Conceitos Básicos
Prompt Cache is an approach that accelerates inference for large language models by reusing attention states across different prompts through a modular and positionally coherent prompt structure.
Resumo
The key insights and highlights of the content are:
Many input prompts for large language models (LLMs) have overlapping text segments, such as system messages, prompt templates, and context documents. This presents an opportunity to reuse attention states across prompts.
Prompt Cache introduces a novel technique to enable modular attention state reuse. It uses a Prompt Markup Language (PML) to explicitly define reusable text segments called "prompt modules" in a schema.
Prompt Cache precomputes and stores the attention states for these prompt modules. When a prompt is served, it retrieves the cached attention states for the imported prompt modules and computes the attention states only for the uncached segments.
Prompt Cache tackles two key challenges: 1) position-dependence of attention states, and 2) efficient recognition of cached text segments. It solves these by assigning unique position IDs to prompt modules and leveraging the transformer's ability to operate on attention states with discontinuous position IDs.
Evaluations on benchmark datasets show that Prompt Cache can reduce time-to-first-token (TTFT) latency by up to 8x on GPUs and 60x on CPUs, while maintaining output accuracy.
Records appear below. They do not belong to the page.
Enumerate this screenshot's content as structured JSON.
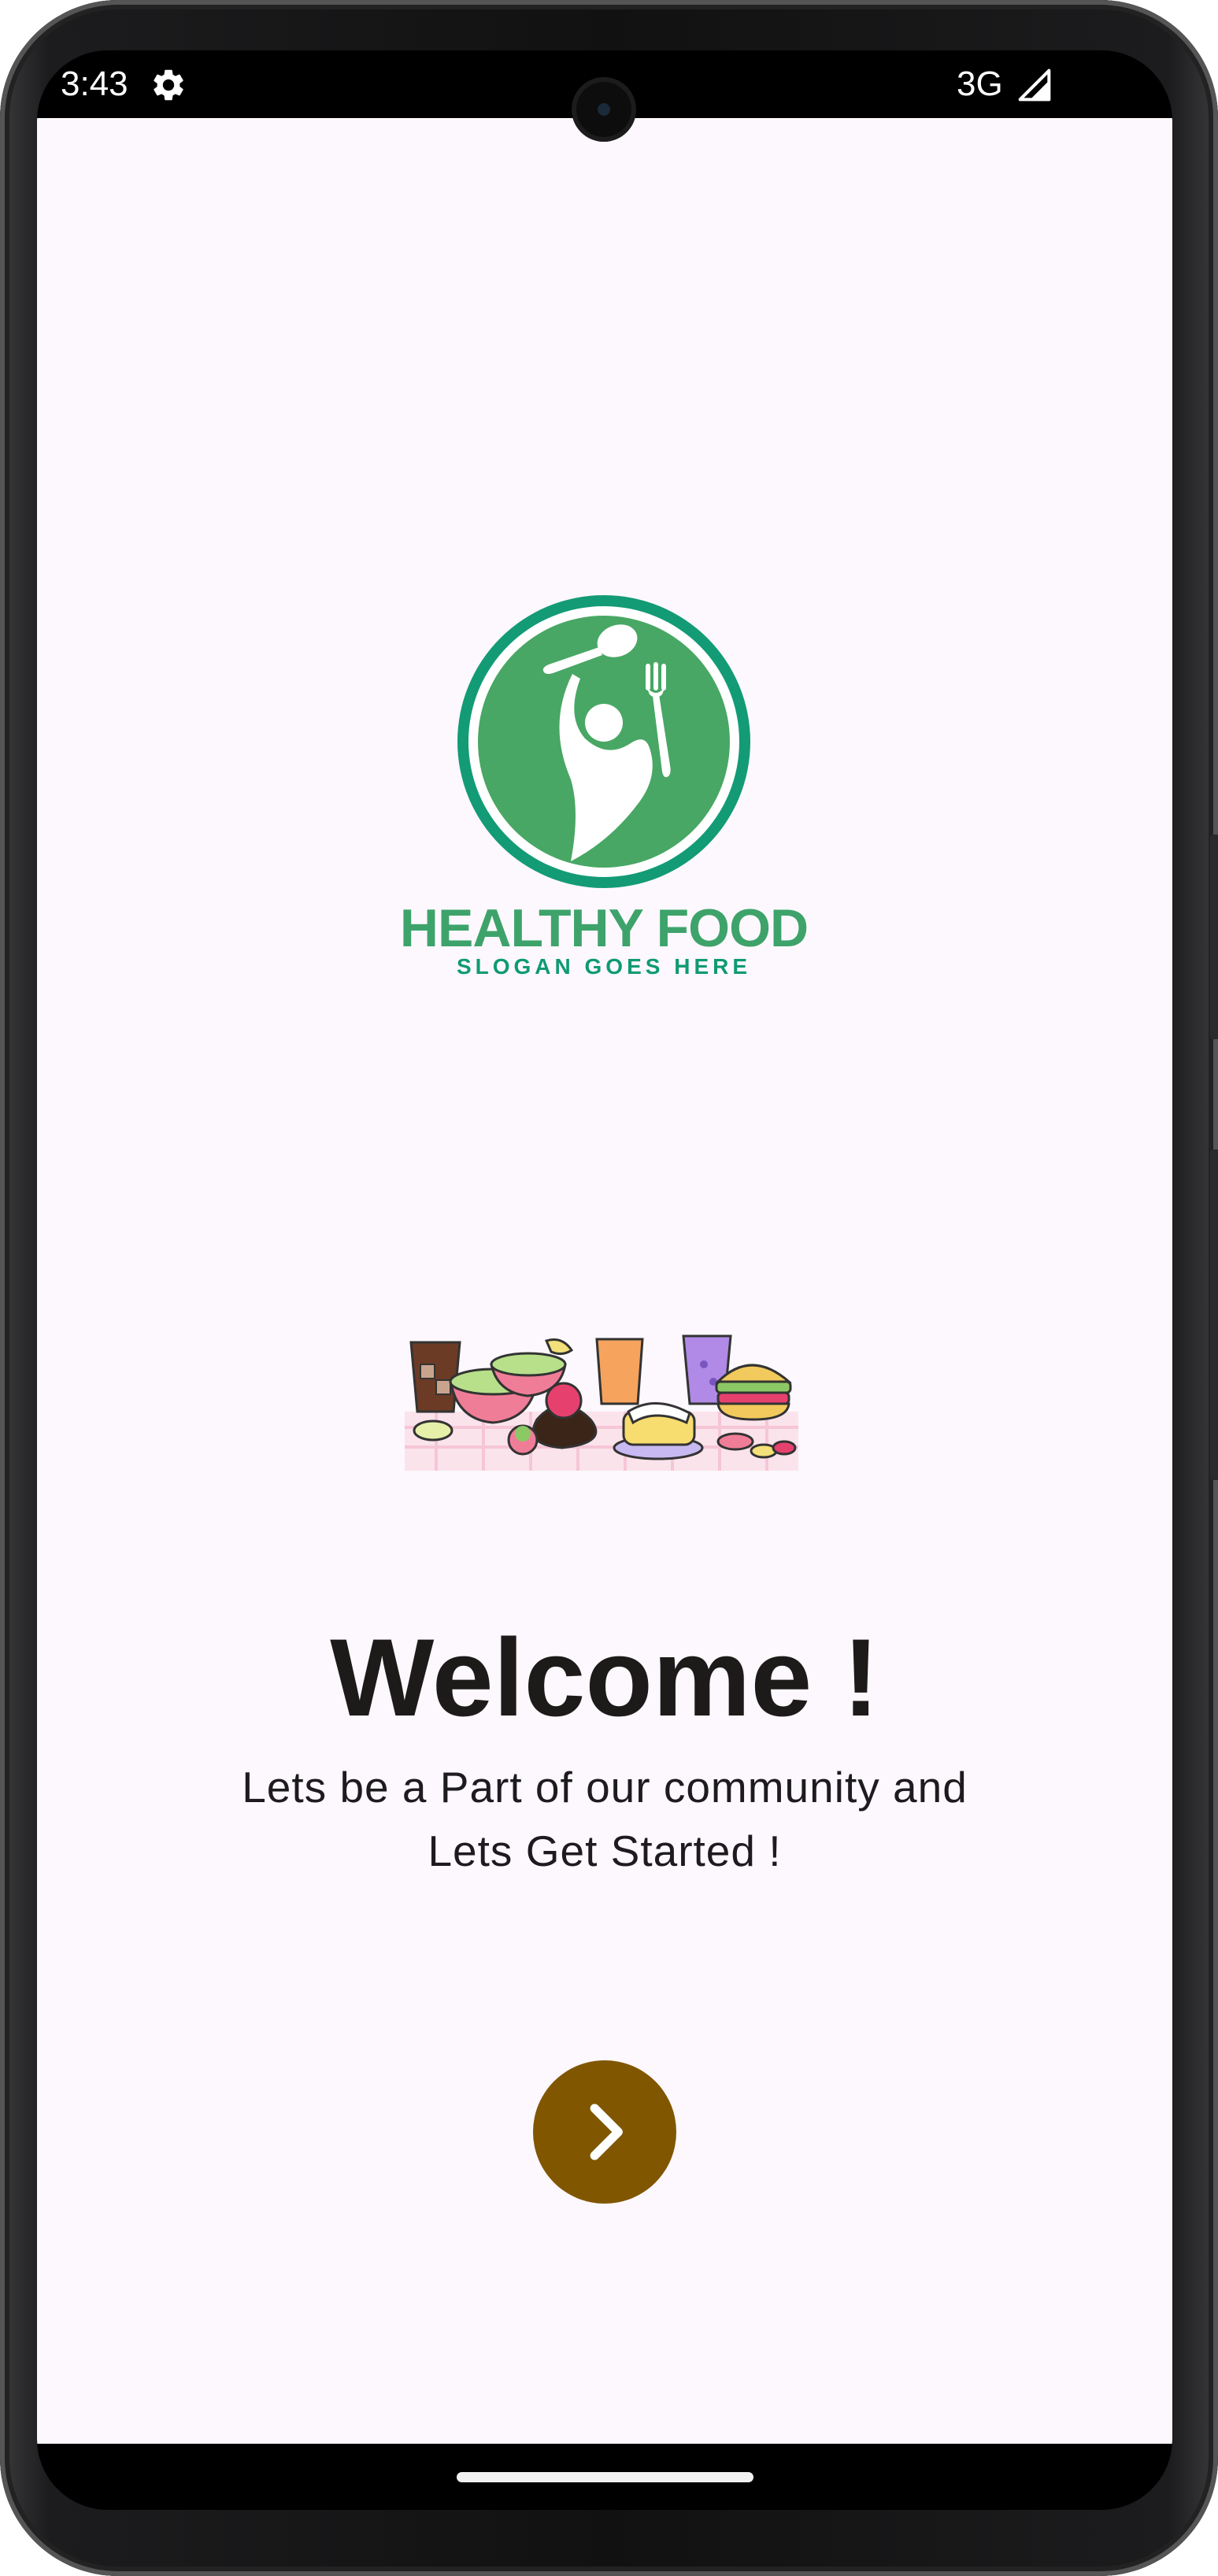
{
  "status_bar": {
    "time": "3:43",
    "settings_icon": "gear-icon",
    "network": "3G",
    "signal_icon": "signal-icon"
  },
  "logo": {
    "title": "HEALTHY FOOD",
    "slogan": "SLOGAN GOES HERE",
    "colors": {
      "ring": "#139b76",
      "fill": "#48a764"
    }
  },
  "illustration": {
    "icon": "food-spread-illustration"
  },
  "welcome": {
    "title": "Welcome !",
    "subtitle_line1": "Lets be a Part of our community and",
    "subtitle_line2": "Lets Get Started !"
  },
  "next_button": {
    "icon": "chevron-right-icon",
    "color": "#805600"
  },
  "colors": {
    "background": "#fcf8fd",
    "text": "#1c1b1a"
  }
}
Prompt Cache can be used as a building block for future LLM serving systems, enabling further optimizations like cache replacement strategies and host-to-device memory overhead reduction.
Estatísticas
Prompt Cache reduces TTFT latency by up to 8x on GPUs and 60x on CPUs compared to the baseline.
The memory overhead of caching attention states scales linearly with the number of tokens, ranging from 0.03 MB/token for BERT to 4.53 MB/token for Falcon 180B.
Citações
"Prompt Cache is motivated by the observation that input prompts served by LLM servers often share components in a highly structured manner."
"The key idea is to precompute attention states of the frequently revisited prompt segments in memory for reuse."